9:51 De ki: "Bizim başımıza, asla Allahın bizim için yazdığından başka bir şey
gelmez! O bizim yüceler yücesi Efendimizdir; o halde, inanalar (yalnızca) Allaha
güvensin!"
9:52 De ki: "Bize (olması mümkün) iyiler iyisi iki şeyden birisi değil de, ille
de (kötü) bir şey olmasını mı umup gözlüyorsunuz? Fakat, bilin ki, sizin kadar
biz de gözlüyoruz, Allahın (ya) kendi katından ya da bizim elimizle sizi bir
azaba uğratmasını! O halde, umutla gözleyin; bilin ki, biz de sizinle birlikte
gözleyeceğiz!"
9:53 De ki: "(Allah uğruna olduğu görüntüsü altında) ister gönüllü harcayın,
ister gönülsüzce: bu sizden asla kabul edilmeyecektir; çünkü siz kötülüğe
gömülüp gitmeye niyetli bir topluluksunuz!"

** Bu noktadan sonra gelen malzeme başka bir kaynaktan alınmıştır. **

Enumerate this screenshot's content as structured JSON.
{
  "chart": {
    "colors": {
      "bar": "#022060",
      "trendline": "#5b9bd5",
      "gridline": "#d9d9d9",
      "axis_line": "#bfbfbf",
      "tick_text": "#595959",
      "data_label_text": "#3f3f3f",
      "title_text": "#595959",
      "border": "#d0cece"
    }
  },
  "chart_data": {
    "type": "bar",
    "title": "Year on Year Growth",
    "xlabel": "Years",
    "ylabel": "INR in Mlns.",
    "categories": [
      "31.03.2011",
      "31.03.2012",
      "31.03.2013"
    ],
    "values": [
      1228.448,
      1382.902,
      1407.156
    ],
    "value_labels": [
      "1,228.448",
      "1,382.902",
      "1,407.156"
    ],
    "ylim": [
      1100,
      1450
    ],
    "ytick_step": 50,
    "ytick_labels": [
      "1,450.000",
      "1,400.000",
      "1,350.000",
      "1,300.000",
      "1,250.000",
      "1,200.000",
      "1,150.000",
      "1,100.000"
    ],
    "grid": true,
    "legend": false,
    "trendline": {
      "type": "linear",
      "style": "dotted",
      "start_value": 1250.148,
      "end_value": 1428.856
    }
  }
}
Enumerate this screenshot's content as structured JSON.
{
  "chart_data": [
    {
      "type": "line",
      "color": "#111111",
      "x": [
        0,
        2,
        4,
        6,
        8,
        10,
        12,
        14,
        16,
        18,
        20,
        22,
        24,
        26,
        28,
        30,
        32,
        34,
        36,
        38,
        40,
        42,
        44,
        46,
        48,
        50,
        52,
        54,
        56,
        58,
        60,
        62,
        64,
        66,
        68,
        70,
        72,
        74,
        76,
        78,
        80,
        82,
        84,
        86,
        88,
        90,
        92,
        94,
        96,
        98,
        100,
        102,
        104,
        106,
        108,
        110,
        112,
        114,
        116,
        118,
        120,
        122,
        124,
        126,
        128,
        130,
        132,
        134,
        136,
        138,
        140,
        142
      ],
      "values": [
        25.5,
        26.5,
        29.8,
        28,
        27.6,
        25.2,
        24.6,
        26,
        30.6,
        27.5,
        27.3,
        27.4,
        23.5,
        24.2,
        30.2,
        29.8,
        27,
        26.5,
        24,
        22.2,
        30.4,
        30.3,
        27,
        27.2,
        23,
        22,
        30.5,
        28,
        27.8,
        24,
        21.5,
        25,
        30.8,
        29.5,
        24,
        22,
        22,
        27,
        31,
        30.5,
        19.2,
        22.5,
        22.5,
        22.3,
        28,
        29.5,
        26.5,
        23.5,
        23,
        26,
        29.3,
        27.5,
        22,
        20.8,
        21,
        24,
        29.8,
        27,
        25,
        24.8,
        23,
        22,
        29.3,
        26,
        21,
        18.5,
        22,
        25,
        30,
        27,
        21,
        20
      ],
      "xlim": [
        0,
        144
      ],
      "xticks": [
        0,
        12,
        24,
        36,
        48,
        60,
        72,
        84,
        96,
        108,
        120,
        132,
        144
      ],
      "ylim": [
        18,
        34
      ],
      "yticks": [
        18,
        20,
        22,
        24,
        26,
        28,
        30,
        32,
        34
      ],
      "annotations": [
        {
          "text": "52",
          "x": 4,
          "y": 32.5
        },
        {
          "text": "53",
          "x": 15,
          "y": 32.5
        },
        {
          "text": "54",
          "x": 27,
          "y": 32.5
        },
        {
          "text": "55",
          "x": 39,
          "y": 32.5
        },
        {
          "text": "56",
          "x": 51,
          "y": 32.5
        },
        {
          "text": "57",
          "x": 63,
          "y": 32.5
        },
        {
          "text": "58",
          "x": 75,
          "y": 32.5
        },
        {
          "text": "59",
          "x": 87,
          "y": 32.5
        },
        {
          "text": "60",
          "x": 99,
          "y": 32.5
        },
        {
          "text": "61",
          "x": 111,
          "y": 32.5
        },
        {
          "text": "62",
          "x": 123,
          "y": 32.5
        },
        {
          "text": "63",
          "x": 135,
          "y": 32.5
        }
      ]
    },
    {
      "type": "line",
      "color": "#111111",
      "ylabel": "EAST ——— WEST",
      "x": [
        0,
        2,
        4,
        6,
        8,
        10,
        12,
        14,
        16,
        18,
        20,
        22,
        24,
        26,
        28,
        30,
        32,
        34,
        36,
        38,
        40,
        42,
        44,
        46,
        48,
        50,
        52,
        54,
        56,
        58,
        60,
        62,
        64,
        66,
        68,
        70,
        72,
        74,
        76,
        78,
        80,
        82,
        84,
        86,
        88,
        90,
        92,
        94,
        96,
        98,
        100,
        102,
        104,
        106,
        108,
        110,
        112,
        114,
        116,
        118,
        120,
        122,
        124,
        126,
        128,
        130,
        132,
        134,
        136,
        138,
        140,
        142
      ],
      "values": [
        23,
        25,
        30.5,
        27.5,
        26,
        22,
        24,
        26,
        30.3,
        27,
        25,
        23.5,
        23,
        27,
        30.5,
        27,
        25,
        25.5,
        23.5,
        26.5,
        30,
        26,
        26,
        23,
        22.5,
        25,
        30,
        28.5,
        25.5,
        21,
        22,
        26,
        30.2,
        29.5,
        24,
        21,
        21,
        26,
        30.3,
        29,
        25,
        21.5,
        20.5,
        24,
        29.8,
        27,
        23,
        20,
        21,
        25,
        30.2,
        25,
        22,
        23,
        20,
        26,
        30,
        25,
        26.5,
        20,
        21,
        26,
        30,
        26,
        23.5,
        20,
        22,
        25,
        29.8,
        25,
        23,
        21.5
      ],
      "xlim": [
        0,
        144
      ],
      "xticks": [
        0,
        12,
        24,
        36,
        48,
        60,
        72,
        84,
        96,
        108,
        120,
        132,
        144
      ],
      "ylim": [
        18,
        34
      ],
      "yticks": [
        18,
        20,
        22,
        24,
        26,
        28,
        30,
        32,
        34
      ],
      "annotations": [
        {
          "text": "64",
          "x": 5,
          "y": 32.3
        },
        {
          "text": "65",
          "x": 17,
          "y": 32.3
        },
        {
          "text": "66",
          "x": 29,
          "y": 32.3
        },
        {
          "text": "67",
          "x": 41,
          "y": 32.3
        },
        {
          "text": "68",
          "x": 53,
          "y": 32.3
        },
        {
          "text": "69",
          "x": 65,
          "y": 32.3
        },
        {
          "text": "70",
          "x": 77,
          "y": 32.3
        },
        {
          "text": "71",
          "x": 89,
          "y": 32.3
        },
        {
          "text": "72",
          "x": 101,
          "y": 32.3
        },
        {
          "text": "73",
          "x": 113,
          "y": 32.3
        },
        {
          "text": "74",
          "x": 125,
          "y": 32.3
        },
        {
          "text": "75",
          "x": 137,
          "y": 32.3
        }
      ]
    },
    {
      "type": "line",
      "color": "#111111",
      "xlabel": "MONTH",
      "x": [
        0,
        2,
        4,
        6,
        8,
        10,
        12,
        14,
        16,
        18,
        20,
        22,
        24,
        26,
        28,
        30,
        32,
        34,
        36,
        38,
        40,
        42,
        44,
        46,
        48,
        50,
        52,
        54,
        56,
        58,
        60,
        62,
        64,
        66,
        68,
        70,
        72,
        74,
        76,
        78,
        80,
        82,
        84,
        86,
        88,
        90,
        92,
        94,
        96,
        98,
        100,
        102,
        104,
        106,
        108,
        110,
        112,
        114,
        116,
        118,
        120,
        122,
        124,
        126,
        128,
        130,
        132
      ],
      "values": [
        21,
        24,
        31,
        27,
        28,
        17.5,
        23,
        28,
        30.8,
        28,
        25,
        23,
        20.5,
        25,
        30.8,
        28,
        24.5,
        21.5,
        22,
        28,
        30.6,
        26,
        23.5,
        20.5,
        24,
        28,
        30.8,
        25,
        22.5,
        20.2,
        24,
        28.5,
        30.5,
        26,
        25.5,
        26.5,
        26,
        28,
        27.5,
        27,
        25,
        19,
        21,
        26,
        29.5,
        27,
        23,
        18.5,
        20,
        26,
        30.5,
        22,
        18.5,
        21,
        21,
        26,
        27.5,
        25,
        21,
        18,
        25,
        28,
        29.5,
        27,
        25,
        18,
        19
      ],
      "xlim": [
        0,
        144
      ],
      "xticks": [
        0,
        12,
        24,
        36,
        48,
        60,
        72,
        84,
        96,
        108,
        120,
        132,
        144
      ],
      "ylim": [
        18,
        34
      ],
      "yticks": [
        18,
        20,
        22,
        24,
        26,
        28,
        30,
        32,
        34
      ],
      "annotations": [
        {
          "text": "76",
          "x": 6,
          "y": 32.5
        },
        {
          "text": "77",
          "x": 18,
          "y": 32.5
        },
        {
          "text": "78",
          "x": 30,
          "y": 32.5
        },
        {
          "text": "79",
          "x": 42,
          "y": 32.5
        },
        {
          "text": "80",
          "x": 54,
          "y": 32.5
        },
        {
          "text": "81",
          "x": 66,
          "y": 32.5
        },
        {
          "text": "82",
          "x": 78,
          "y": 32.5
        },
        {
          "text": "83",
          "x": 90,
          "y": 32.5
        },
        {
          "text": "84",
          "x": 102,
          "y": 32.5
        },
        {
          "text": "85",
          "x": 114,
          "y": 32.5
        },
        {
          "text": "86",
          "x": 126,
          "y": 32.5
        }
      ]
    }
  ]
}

9:54 Onların yaptığı harcamaların kendilerinden (bir iyilik olarak) kabul
edilmesinde biricik engel, onların Allahı ve Onun Elçisini tanımaktan kaçınır
bir eğilim göstermeleri, (dolayısıyla) namaza ancak üşene üşene katılmaları ve
(iyi amaçlar için) ancak gönülsüzce harcamalarıdır.

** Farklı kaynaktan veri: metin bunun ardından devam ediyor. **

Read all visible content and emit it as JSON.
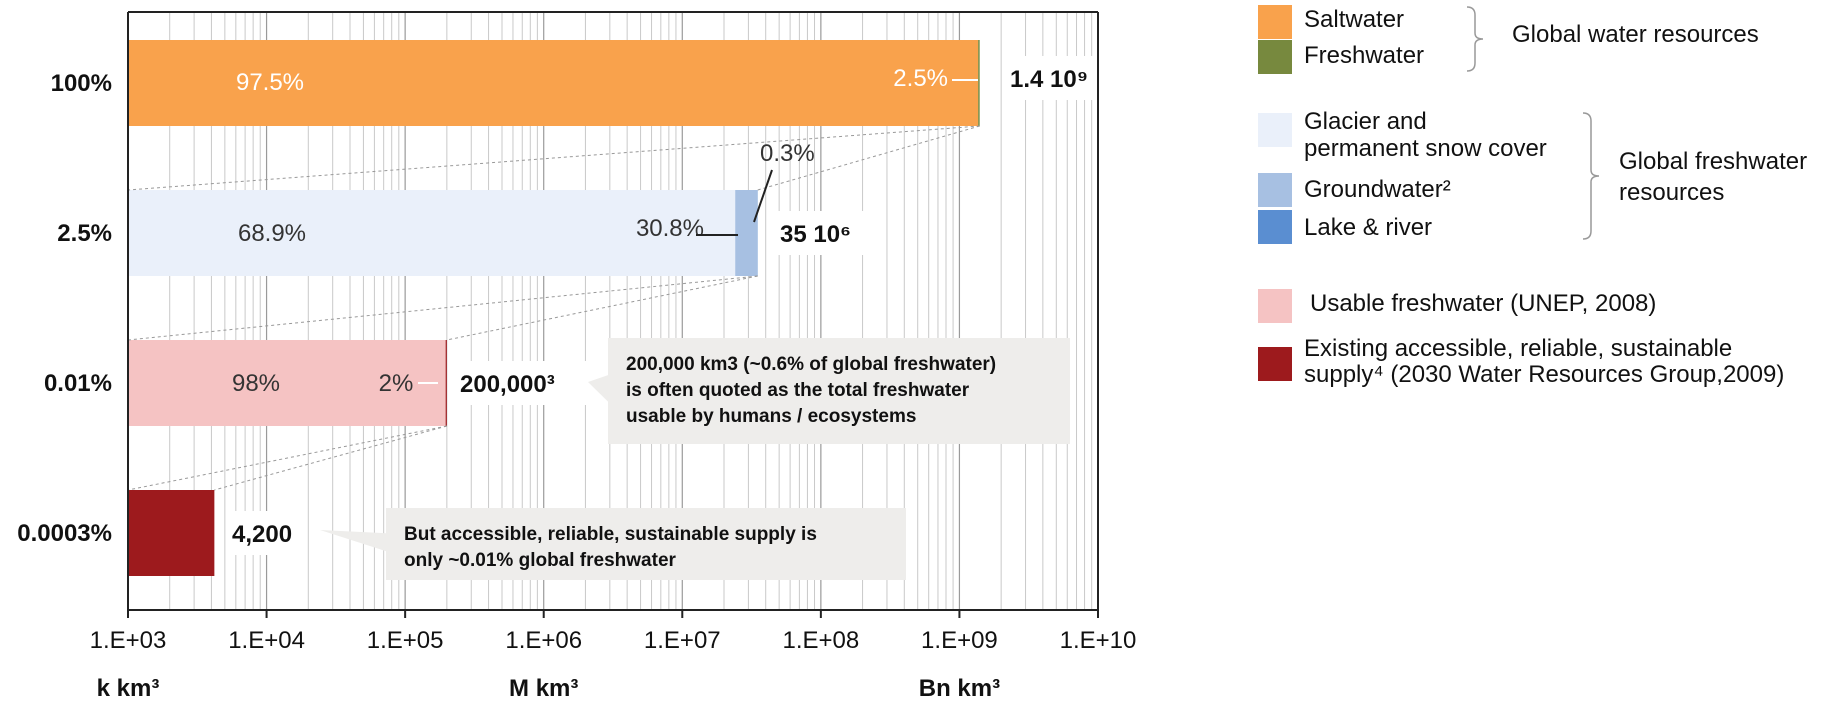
{
  "chart_data": {
    "type": "bar",
    "orientation": "horizontal",
    "xscale": "log",
    "xlim": [
      1000,
      10000000000
    ],
    "x_tick_labels": [
      "1.E+03",
      "1.E+04",
      "1.E+05",
      "1.E+06",
      "1.E+07",
      "1.E+08",
      "1.E+09",
      "1.E+10"
    ],
    "x_unit_labels": [
      {
        "label": "k km³",
        "at": 1000
      },
      {
        "label": "M km³",
        "at": 1000000
      },
      {
        "label": "Bn km³",
        "at": 1000000000
      }
    ],
    "rows": [
      {
        "category": "100%",
        "total_label": "1.4 10⁹",
        "total": 1400000000,
        "segments": [
          {
            "name": "Saltwater",
            "pct_label": "97.5%",
            "end": 1365000000
          },
          {
            "name": "Freshwater",
            "pct_label": "2.5%",
            "end": 1400000000
          }
        ]
      },
      {
        "category": "2.5%",
        "total_label": "35 10⁶",
        "total": 35000000,
        "segments": [
          {
            "name": "Glacier and permanent snow cover",
            "pct_label": "68.9%",
            "end": 24100000
          },
          {
            "name": "Groundwater²",
            "pct_label": "30.8%",
            "end": 34900000
          },
          {
            "name": "Lake & river",
            "pct_label": "0.3%",
            "end": 35000000
          }
        ]
      },
      {
        "category": "0.01%",
        "total_label": "200,000³",
        "total": 200000,
        "segments": [
          {
            "name": "Usable freshwater (UNEP, 2008)",
            "pct_label": "98%",
            "end": 196000
          },
          {
            "name": "Existing accessible, reliable, sustainable supply",
            "pct_label": "2%",
            "end": 200000
          }
        ]
      },
      {
        "category": "0.0003%",
        "total_label": "4,200",
        "total": 4200,
        "segments": [
          {
            "name": "Existing accessible, reliable, sustainable supply",
            "pct_label": "",
            "end": 4200
          }
        ]
      }
    ],
    "annotations": [
      "200,000 km3 (~0.6% of global freshwater) is often quoted as the total freshwater usable by humans / ecosystems",
      "But accessible, reliable, sustainable supply is only ~0.01% global freshwater"
    ],
    "grid": true
  },
  "legend": {
    "items": [
      {
        "label": "Saltwater",
        "color": "#F9A24C"
      },
      {
        "label": "Freshwater",
        "color": "#77893E"
      },
      {
        "label_lines": [
          "Glacier and",
          "permanent snow cover"
        ],
        "color": "#EAF0FA"
      },
      {
        "label": "Groundwater²",
        "color": "#A7C0E2"
      },
      {
        "label": "Lake & river",
        "color": "#5A8ED1"
      },
      {
        "label": "Usable freshwater (UNEP, 2008)",
        "color": "#F5C3C3"
      },
      {
        "label_lines": [
          "Existing accessible, reliable, sustainable",
          "supply⁴ (2030 Water Resources Group,2009)"
        ],
        "color": "#9D1A1D"
      }
    ],
    "groups": [
      {
        "label_lines": [
          "Global water resources"
        ]
      },
      {
        "label_lines": [
          "Global freshwater",
          "resources"
        ]
      }
    ]
  },
  "colors": {
    "saltwater": "#F9A24C",
    "freshwater": "#77893E",
    "glacier": "#EAF0FA",
    "groundwater": "#A7C0E2",
    "lake": "#5A8ED1",
    "usable": "#F5C3C3",
    "supply": "#9D1A1D",
    "callout_bg": "#EEEDEB"
  }
}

9:55 Öyleyse, onların geçici servetleri yahut çocukları(nın çokluğundan
duydukları doyum) sakın seni imrendirmesin: Allah bütün bunlarla dünya hayatında
onlara sadece azap vermek ve canlarının hakkı (hâlâ) inkar edip dururlarken
çıkmasını istemektedir.
9:56 Sizden olmadıkları, fakat (sadece) korkunun yönlendirdiği bir topluluk
oldukları halde Allaha yeminle sizden olduklarını söylerler:
9:57 (oysa) (yeryüzünde) sığınacak bir yer yahut bir mağara, bir kovuk
bulabilselerdi önünü ardını düşünmeden panik içinde dönüp oraya başlarını
sokarlardı.
9:58 Ve onların arasında (ey Peygamber,) Allah için sunulan şeylerin
(dağıtımında) sana dil uzatanlar var: onlardan kendilerine bir şey verilirse
memnunlukla karşılarlar; ama bir şey verilmediğini görseler, işte o zaman
öfkeden neredeyse deliye dönerler.
9:59 Oysa, Allahın kendilerine verdiği Onun Elçisinin de verilmesini (sağladığı)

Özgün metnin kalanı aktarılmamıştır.